Additionally, results of this investigation demonstrated greater algicidal activity by immobilized Shewanella sp. IRI-160 against K. veneficum compared to P. minimum at the highest concentration of 10⁸cells mL⁻¹(FIG. 2; FIG. 6A-B; Table 2). The specific growth rates of K. veneficum treated with 10⁸cells mL⁻¹immobilized and free-living bacteria were negative over 6 days, while the specific growth rates of P. minimum were positive in the same treatments (FIG. 2). Furthermore, during the entire experiment period, in vivo fluorescence of K. veneficum treated with 10⁸cells mL⁻¹immobilized bacteria was less than 16% of that of controls, while in vivo fluorescence of the same treatments of P. minimum did not fall below 44% of controls (FIG. 6; Table 2). Immobilized Shewanella sp. IRI-160 at lower concentrations (10⁶and 10⁷cells mL⁻¹), however, had negative impacts on P. minimum but not K. veneficum. Overall, this indicates a varied response of dinoflagellates to immobilized Shewanella sp. IRI-160 at different densities, as well as a species-specific response of dinoflagellates to these immobilized bacteria. The higher algicidal activity of Shewanella sp. IRI-160 against K. veneficum compared to P. minimum was consistent with previous research indicating non-thecate dinoflagellates (e.g. K. veneficum, L. fissa, and Karenia brevis) were more susceptible to the algicide produced by Shewanella sp. IRI-160 compared to thecate dinoflagellates (e.g. P. minimum, Alexandrium tamarense, and Oxyrrhis marina). Species-specific responses to algicidal bacteria have also been described in other research. Cells of diatom Skeletonema costatum, for instance, were lysed within hours by the treatment of algicidal bacterium Kordia algicida, while diatom Chaetoceros didymus was not affected by the same treatment.
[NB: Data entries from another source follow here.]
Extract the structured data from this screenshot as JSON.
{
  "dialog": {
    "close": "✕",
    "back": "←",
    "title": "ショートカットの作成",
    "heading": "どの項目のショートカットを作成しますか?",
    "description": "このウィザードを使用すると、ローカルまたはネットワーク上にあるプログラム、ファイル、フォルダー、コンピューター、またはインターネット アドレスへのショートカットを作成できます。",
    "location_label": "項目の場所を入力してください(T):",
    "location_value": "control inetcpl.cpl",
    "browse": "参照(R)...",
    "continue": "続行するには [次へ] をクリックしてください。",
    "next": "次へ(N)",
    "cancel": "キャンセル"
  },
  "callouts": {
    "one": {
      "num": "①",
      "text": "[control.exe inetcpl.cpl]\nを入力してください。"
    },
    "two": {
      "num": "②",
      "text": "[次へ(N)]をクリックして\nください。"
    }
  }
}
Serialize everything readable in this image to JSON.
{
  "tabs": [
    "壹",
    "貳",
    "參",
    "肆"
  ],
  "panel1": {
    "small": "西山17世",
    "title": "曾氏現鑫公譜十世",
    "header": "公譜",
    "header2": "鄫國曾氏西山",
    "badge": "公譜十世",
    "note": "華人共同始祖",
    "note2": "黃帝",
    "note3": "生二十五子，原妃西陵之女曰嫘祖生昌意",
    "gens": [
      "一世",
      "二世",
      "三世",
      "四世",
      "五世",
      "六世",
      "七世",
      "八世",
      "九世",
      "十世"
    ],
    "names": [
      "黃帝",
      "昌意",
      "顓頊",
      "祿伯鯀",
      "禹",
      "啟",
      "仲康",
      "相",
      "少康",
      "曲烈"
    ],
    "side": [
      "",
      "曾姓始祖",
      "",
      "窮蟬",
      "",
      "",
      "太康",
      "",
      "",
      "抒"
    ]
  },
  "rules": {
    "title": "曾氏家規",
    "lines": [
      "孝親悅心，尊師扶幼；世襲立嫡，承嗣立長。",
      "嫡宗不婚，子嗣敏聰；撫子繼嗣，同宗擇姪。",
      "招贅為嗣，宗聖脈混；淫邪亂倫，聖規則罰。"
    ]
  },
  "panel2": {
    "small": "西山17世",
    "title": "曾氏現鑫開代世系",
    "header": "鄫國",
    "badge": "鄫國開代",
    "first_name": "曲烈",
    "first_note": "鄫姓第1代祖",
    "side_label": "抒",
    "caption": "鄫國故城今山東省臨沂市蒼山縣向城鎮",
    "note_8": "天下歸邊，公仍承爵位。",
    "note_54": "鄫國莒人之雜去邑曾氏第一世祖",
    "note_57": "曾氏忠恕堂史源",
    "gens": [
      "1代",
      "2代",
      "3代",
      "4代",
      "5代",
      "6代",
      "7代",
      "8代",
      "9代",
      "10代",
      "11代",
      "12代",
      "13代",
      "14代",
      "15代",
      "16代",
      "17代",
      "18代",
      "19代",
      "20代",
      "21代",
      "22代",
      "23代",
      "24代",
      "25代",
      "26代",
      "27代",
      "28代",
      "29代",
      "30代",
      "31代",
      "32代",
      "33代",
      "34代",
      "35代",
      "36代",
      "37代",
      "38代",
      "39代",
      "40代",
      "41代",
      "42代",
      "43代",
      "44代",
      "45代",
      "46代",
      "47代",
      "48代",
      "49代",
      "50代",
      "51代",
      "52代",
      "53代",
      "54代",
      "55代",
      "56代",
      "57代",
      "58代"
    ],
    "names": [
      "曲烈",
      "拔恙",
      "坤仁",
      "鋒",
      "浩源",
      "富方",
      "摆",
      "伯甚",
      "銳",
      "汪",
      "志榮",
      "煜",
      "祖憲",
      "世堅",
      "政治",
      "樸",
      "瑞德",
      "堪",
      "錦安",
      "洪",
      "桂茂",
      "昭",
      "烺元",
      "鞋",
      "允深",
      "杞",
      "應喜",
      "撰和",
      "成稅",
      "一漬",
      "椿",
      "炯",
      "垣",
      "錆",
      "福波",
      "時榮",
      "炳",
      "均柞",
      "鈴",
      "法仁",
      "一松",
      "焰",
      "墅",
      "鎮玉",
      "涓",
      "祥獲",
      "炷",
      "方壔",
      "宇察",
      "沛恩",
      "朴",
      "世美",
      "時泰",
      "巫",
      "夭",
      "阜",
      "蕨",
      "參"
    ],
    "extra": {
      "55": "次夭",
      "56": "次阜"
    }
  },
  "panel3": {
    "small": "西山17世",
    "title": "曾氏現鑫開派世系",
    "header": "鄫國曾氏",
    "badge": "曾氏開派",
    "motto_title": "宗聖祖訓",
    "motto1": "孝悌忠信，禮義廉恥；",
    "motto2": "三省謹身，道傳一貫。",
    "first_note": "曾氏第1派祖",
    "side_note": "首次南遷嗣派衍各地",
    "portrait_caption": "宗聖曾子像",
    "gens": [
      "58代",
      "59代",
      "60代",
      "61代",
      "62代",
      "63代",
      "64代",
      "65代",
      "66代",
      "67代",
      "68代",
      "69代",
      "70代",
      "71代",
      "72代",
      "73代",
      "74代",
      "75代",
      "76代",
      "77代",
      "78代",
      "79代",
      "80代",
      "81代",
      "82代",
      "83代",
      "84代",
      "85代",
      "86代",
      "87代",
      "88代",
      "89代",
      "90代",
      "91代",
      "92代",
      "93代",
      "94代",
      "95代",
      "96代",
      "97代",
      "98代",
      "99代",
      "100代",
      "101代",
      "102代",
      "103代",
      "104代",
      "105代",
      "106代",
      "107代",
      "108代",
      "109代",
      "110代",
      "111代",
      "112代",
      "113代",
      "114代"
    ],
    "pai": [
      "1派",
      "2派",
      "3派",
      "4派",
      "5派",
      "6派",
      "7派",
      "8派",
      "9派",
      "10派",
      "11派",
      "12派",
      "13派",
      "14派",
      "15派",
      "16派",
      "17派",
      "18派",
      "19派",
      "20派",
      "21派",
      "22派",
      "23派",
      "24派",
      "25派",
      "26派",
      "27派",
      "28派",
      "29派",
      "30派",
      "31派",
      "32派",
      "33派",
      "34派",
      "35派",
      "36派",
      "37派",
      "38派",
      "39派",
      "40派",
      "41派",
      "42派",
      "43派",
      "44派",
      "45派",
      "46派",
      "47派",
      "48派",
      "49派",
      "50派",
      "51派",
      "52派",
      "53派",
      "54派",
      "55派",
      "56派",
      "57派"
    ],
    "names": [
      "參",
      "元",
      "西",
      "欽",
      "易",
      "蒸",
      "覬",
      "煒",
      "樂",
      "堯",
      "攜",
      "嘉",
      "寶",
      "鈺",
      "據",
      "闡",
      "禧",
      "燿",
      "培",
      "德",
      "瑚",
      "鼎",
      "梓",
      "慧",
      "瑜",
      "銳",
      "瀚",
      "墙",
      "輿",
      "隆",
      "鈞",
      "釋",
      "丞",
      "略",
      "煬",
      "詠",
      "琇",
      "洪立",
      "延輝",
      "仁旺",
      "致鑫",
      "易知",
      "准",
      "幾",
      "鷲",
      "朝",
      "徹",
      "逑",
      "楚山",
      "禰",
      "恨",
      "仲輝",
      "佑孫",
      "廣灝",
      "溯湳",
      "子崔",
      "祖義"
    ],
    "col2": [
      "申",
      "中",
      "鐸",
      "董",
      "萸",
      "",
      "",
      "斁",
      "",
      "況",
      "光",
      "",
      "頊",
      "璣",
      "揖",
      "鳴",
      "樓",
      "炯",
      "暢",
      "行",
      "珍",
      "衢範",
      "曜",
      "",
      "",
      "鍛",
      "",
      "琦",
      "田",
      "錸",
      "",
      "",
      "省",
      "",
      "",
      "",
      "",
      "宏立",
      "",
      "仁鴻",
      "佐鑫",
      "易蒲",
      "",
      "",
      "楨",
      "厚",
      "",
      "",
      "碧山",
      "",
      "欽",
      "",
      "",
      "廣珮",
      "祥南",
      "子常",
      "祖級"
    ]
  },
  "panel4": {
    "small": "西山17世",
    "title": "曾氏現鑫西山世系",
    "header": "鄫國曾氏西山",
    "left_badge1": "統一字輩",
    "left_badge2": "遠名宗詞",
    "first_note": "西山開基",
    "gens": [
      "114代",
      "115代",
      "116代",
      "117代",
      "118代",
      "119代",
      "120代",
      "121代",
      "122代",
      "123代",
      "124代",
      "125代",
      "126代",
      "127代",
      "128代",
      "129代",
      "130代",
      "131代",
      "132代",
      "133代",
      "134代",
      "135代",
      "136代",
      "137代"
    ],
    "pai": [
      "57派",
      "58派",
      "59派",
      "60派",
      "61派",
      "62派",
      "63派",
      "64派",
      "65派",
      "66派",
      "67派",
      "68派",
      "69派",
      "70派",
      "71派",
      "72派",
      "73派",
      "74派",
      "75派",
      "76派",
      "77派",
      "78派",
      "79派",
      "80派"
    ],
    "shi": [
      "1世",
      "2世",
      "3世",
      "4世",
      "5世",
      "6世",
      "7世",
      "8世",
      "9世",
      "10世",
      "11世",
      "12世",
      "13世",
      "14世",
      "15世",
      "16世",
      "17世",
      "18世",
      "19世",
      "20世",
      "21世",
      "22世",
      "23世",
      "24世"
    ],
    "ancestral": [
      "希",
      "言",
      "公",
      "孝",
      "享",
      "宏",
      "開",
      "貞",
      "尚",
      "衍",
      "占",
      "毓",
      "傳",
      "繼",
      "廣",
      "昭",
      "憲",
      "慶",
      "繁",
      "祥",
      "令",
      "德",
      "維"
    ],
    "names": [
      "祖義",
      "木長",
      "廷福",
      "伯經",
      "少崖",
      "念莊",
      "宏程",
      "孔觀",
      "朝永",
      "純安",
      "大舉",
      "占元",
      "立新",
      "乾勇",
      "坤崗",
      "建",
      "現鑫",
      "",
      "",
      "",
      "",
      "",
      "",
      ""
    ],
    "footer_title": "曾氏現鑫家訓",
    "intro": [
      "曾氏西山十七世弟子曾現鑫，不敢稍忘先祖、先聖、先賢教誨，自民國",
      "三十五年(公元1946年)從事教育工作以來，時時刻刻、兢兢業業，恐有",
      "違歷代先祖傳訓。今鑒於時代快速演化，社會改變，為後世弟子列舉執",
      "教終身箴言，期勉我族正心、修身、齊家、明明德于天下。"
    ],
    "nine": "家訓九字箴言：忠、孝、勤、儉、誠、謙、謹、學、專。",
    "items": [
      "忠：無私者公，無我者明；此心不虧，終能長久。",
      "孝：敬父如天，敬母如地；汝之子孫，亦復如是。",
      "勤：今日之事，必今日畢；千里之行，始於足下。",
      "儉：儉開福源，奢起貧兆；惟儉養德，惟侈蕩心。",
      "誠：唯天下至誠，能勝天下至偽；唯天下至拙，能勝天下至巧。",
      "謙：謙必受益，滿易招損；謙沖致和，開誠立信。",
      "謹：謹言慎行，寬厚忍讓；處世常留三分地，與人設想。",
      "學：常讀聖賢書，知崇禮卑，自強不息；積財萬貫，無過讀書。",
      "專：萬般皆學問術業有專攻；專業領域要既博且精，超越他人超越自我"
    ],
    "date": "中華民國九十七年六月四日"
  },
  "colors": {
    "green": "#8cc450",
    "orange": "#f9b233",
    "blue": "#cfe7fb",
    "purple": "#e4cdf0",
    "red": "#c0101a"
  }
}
It was reported that the algicidal activity of bacterium Pseudomonas fluorescens HYK0210-5K09 against diatom Stephanodiscus hantzschii was lower when immobilized to alginate beads compared to the bacteria immobilized to polyester and cellulose sponge, or the free-living bacteria. It was also demonstrated that immobilization to alginate beads lowered the activity of algicidal bacterium Alcaligenes aquatilis F8 against cyanobacterium Microcystis aeruginosa. In the research presented here, however, there was only a slight difference (by 1.18 times) in specific rates between K. veneficum treated with free-living bacteria and bacteria immobilized in alginate beads at the same density, and no difference was observed between the same treatments of P. minimum (FIG. 2). This may be due to distinct algicidal mechanisms of these bacteria (e.g. Shewanella sp. IRI-160 vs. P. fluorescens HYK0210-5K09), or due to characteristics of the algicidal compounds produced by each species of bacteria. As noted, immobilization to alginate beads may physically separate algicidal bacteria from and limit their opportunities for direct contact with their target. Other research demonstrated that attachment of P. fluorescens HYK0210-5K09 to diatoms was required for cell lysis, while studies indicated direct contact was not required by Shewanella sp. IRI-160 to control dinoflagellate growth. Furthermore, the algicidal compounds produced by Shewanella sp. IRI-160 are likely to be small polar and water-soluble, so that the dispersion of these compounds may not be limited by the alginate matrix.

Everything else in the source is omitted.